Sopravvivere all’ibernazione? È un sogno fantascientifico raccontato in diversi film o romanzi di successo, ma oggi non appare poi così irraggiungibile. Ci hanno provato alcuni ricercatori dell’azienda californiana 21st Century Medicine, che per la prima volta sono riusciti a scongelare un cervello. Una notizia senza precedenti che apre la strada ad applicazioni da fantascienza e che entusiasma chiunque creda sia possibile far ibernare anche l’uomo, per farlo tornare poi alla vita vegetativa in un’altra epoca, possibilmente quando non ci saranno più malattie. Il cervello “scongelato” in questione è quello di un coniglio, che dopo essere stato ibernato è tornato a temperatura ambiente, senza presentare alcun danno. La tecnica è stata messa a punto da Gregory Fahy e Robert McIntyre e riportata sulla rivista Journal of Cryobiology, e riesce a prevenire la disidratazione drenando il sangue e sostituendolo con una soluzione di aldeidi, un composto che protegge i tessuti dalla formazione di cristalli di ghiaccio, gli stessi che sfasciano le pareti cellulari e provocano la morte dei sistemi biologici. Il cervello del coniglio è stato raffreddato a -135 gradi centigradi e dopo essere stato scongelato non ha mostrato danni anatomici.

Cento persone hanno fatto surgelare il proprio cervello – Si tratta di una tecnica, o meglio un sogno, ancora lontano da realizzare, soprattutto per i grossi ostacoli tecnici.

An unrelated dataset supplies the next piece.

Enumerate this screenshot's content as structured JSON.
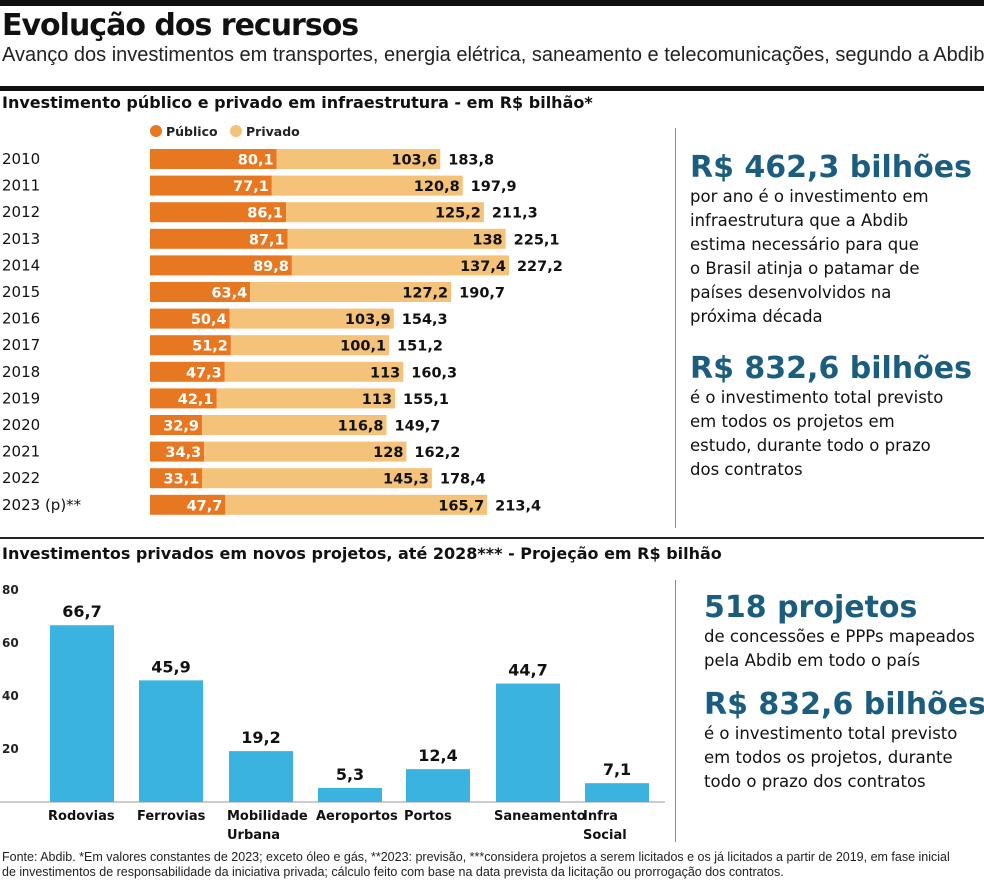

La molecola conservata, aldeide, risulta infatti tossica, e inoltre i danni prodotti dal freddo sarebbero difficili da superare: le cellule contengono grandi quantità di acqua che a basse temperature formano cristalli di ghiacci, che come già detto lesionano le pareti cellulari. Per evitare che si formi il ghiaccio i ricercatori hanno provato a rimpiazzare parte dell’acqua con una molecola, glutaraldeide, che protegge le cellule dai pericoli del congelamento e ne previene la disidratazione. È comunque un passo in avanti, che si è guadagnato un premio di 26mila dollari dalla Brain Preservation Foundation. Le tecniche di ibernazione umana risultano ancora decisamente inefficaci, tuttavia è stato stimato che più di oltre 100 persone hanno fatto “surgelare” il proprio cervello dopo la morte, affidandolo ad aziende private come Alcor o Cryonics, con la speranza che un domani possa ritornare in funzione.